- Classification: Pentecostal
- Region: United States
- Founder: Steve Morgan
- Origin: 2006 United States

= The Network (group of churches) =

International group of churches

The Network is an international group of churches known for planting new churches by recruiting college men, training and developing them into leaders within the group.

== History ==
The Network was started by Steve Morgan in 1995 when he established Vineyard Community Church in Carbondale, Illinois.
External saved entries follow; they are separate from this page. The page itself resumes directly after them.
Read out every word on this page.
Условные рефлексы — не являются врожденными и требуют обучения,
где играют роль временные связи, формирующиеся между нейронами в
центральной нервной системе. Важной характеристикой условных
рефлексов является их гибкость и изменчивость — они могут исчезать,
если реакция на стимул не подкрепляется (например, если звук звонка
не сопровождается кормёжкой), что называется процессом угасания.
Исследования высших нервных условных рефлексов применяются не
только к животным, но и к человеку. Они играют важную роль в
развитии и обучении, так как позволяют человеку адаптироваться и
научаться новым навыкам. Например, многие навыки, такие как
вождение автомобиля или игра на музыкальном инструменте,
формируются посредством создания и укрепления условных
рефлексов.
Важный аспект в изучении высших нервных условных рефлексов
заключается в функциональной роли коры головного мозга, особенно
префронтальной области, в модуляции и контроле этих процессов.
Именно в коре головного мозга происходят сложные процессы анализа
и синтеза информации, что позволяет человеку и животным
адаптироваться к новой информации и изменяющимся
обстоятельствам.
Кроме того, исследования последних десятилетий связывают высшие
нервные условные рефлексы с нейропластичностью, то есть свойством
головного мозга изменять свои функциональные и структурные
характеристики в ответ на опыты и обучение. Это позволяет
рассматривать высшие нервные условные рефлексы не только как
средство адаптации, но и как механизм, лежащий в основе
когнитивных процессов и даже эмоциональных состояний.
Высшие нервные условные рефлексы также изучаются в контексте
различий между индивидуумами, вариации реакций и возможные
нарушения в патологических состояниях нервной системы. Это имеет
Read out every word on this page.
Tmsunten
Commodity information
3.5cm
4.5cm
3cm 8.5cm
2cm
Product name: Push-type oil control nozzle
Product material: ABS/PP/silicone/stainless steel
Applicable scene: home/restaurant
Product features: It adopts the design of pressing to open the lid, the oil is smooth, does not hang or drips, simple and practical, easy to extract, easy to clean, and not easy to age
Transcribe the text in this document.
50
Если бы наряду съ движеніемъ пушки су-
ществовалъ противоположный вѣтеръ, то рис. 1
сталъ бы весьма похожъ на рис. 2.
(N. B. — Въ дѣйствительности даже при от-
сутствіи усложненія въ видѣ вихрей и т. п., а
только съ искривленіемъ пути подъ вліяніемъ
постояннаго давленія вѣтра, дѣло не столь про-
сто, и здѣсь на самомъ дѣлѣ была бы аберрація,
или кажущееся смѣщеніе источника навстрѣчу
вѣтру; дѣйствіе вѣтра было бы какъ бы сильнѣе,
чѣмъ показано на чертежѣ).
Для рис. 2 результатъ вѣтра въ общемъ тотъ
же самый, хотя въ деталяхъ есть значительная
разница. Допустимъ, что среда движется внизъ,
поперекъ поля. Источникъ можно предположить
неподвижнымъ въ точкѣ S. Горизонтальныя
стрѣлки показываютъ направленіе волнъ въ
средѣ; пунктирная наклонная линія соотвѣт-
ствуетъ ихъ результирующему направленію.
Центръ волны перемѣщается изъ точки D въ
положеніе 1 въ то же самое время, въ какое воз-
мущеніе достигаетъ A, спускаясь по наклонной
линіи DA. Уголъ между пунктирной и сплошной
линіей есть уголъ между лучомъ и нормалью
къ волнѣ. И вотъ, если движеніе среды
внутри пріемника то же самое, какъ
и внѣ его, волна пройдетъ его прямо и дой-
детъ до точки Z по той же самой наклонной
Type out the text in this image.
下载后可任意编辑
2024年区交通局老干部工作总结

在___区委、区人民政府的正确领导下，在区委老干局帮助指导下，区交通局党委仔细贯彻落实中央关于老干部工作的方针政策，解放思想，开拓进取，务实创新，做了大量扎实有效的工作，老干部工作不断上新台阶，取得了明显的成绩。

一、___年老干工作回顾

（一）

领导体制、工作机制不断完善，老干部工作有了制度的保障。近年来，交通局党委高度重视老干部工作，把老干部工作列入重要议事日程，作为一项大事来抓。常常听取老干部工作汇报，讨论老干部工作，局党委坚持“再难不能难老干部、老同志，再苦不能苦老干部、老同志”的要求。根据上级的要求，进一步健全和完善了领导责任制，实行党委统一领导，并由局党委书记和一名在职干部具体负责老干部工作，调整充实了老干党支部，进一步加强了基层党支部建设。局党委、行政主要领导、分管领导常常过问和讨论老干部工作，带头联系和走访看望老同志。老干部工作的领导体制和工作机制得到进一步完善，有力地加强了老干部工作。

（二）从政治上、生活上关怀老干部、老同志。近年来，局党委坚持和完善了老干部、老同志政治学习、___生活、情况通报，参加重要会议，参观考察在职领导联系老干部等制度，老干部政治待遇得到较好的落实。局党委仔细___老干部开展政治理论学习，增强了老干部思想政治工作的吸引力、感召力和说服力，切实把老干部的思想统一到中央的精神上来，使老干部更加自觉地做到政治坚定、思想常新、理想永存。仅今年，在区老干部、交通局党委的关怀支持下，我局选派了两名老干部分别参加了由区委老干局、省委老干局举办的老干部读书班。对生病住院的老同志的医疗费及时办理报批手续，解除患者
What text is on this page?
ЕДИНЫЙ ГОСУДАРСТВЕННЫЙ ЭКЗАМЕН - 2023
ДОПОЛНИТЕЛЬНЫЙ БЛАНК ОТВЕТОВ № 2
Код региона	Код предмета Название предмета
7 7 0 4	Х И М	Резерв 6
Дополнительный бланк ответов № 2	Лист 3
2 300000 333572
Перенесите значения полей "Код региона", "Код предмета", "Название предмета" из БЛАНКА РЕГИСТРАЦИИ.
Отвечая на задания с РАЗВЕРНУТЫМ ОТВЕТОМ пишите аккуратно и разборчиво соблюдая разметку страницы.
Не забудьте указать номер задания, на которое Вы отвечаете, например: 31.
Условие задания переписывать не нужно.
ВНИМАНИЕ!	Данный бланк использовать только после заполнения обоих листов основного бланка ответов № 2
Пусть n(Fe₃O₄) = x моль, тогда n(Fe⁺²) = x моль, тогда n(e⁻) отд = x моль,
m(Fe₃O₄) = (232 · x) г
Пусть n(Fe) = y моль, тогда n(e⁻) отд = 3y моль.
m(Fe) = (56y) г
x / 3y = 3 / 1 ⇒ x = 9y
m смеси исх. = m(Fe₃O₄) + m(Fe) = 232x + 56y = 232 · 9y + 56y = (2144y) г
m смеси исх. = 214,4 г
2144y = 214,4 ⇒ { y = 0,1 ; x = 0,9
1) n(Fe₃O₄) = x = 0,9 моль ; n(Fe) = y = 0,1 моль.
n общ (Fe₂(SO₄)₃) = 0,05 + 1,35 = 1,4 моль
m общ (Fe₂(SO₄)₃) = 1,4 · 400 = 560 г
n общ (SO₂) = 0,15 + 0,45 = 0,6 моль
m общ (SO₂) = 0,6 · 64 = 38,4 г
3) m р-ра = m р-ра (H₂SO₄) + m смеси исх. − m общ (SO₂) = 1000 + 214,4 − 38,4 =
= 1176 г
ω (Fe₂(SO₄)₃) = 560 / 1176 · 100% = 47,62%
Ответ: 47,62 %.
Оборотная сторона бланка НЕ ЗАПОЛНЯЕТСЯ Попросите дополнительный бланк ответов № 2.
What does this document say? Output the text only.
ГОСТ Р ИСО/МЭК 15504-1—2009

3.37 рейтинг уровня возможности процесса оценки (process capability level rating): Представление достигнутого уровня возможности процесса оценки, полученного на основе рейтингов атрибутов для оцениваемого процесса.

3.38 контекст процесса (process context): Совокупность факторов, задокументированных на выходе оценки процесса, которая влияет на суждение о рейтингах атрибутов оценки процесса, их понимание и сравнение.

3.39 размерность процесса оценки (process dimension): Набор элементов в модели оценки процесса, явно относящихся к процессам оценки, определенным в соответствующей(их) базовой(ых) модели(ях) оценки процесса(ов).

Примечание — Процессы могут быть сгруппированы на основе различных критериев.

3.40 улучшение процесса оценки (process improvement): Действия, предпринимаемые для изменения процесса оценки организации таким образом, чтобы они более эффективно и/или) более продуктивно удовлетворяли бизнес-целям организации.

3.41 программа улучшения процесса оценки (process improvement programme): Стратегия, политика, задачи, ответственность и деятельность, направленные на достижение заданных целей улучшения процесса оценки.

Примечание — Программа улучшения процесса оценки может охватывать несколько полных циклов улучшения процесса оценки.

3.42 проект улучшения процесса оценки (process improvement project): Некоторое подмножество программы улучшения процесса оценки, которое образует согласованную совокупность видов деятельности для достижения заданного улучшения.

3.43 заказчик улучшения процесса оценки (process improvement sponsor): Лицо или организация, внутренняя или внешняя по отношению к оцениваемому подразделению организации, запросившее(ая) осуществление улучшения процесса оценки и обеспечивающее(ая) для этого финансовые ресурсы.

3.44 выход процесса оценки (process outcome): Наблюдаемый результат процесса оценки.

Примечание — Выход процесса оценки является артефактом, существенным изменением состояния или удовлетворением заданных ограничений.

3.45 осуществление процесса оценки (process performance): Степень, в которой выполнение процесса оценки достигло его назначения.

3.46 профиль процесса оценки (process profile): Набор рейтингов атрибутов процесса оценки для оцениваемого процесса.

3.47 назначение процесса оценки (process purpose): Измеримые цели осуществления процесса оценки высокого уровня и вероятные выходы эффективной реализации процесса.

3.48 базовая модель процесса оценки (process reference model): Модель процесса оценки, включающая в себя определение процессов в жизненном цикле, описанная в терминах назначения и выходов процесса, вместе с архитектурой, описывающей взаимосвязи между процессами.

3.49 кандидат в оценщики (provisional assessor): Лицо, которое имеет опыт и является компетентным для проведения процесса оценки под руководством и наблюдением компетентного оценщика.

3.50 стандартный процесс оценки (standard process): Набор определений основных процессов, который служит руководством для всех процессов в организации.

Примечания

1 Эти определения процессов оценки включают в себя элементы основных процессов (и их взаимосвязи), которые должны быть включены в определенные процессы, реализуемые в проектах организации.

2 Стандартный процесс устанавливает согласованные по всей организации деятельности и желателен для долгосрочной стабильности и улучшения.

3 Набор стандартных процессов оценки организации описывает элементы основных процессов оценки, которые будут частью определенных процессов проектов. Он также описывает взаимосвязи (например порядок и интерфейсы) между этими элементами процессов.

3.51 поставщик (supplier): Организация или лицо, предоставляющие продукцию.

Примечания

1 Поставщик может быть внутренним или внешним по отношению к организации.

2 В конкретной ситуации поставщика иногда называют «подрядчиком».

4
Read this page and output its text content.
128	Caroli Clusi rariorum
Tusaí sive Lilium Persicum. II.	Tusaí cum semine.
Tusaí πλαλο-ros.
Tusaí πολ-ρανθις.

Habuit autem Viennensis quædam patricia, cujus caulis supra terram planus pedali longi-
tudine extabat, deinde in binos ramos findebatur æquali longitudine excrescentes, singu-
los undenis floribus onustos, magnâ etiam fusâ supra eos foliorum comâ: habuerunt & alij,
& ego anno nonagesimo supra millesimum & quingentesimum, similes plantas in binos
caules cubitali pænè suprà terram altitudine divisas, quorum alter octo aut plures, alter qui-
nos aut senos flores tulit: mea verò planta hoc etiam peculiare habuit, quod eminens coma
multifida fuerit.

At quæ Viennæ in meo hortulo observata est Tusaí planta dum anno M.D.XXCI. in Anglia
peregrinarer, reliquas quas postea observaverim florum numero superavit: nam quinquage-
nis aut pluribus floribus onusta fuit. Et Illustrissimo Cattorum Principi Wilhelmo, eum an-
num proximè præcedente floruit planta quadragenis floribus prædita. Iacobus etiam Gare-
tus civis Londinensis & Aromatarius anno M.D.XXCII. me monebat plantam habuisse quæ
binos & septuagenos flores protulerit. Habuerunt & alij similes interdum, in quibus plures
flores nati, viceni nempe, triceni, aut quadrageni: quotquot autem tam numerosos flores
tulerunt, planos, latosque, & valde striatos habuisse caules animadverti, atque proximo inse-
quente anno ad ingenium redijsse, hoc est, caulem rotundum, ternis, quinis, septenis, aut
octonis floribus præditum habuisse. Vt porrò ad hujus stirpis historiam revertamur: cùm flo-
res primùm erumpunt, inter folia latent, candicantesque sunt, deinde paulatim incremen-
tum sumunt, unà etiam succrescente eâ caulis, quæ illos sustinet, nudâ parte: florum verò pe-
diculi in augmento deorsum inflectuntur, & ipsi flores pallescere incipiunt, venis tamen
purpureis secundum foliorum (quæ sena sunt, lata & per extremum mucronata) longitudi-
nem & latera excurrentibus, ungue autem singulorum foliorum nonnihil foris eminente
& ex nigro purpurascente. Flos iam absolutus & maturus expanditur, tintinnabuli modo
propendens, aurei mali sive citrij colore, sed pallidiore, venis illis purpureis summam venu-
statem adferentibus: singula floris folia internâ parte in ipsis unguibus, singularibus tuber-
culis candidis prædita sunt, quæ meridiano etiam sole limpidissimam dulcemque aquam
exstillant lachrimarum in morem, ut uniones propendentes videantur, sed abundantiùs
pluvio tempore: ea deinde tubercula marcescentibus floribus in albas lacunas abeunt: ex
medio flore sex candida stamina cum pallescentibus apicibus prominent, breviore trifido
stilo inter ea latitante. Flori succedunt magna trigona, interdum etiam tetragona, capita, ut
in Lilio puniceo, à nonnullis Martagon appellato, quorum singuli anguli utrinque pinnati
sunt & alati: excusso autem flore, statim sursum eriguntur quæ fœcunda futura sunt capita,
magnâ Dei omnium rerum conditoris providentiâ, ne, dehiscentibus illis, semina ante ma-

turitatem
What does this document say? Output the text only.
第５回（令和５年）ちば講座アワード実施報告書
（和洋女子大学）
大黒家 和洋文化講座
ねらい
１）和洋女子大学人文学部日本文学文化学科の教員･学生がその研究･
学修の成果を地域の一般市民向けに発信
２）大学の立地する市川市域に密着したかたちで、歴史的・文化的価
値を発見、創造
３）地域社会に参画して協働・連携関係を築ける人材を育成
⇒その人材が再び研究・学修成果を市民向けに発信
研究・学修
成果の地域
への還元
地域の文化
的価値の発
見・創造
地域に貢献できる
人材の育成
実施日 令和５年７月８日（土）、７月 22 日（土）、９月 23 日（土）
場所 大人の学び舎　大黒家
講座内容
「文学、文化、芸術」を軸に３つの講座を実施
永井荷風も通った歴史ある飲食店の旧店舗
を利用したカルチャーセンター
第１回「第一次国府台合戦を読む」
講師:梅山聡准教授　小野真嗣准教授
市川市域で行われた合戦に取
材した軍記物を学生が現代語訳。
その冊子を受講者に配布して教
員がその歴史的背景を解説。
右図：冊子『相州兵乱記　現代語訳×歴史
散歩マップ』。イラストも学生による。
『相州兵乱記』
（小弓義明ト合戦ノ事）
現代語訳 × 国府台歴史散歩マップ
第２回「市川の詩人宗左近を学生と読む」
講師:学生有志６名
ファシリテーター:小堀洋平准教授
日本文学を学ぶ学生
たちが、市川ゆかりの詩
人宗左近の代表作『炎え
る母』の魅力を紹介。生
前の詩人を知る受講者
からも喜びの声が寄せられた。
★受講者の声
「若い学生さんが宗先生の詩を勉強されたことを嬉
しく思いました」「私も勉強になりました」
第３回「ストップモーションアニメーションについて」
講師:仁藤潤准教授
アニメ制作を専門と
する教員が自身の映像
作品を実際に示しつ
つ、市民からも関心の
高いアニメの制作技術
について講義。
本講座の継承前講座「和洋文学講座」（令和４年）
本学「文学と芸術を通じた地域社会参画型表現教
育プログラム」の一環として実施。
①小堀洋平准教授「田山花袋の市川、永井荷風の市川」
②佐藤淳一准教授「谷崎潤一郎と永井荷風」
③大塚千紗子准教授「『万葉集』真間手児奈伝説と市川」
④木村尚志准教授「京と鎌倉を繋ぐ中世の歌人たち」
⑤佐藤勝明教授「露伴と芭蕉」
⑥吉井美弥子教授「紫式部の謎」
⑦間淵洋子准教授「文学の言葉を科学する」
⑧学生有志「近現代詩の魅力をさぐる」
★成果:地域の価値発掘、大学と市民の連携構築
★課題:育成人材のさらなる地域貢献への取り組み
Morgan and 50 members of his Carbondale congregation moved to Seattle in 2004 to found Blue Sky Church.

In 2006, Steve Morgan removed Blue Sky Church from the Vineyard Association alongside several midwest Vineyard churches to officially birth the Network as an international group of churches focused on planting new churches, and the Carbondale Vineyard was renamed to Vine Church.

== Network Churches within the United States==

| Year founded | Church | City | State | Left Network |
| 1995 | Vine Church | Carbondale | Illinois |
| 2002 | Foundation Church | Bloomington-Normal | Illinois |
| 2004 | Blue Sky Church | Bellevue | Washington |
| 2006 | Clear River Church | Lafayette | Indiana |
| 2008 | High Rock Church | Bloomington | Indiana |
| 2011 | Brookfield Church | Athens | Ohio |
| 2012 | Hills Church | Pullman | Washington |
| 2013 | Rock Hills Church | Bowling Green | Kentucky |
| Cedar Heights Church | State College | Pennsylvania |
| 2015 | Oaks Church | Muncie | Indiana |
| Summit Creek Church | Eugene | Oregon |
| Valley Springs Church | Corvallis | Oregon |
| 2016 | Vista Church | San Luis Obispo | California |
| Vida Springs Church | Gainesville | Florida |
| North Pines Church | Kalamazoo | Michigan |
| 2017 | Christland Church | College Station | Texas |
| Joshua Church | Austin | Texas |
| 2018 | Rock River Church | San Marcos | Texas |
| Bright Field Church | Dekalb | Illinois |
| 2019 | South Grove Church | Athens | Georgia |
| Hosea Church | Raleigh | North Carolina |
| Mountain Heights Church | Morgantown | West Virginia |
| 2020 | Ascent Church | Blacksburg | Virginia |
| 2021 | Isaiah Church | Madison | Wisconsin |

== Network Churches outside the United States==

| Church | Church | Year founded | Country |
|---|---|---|---|
| 2018 | Roots Church | Taipei | Taiwan |
| 2022 | Stoneway Church | Reading, Berkshire | United Kingdom |

== Controversy ==
Criticisms against the Network include their college recruitment practices, teachings on the role of women, dismissal of claims of abuse, and the authoritarian leadership style as reported by former members.

Also, the qualifications of Steve Morgan, the Network founder, as a pastor have been questioned because of his arrest in 1987 for an alleged sexual crime. The Former Vineyard officials who knew Steve Morgan during his ordination into the Vineyard association have issued statements denying knowledge of his arrest.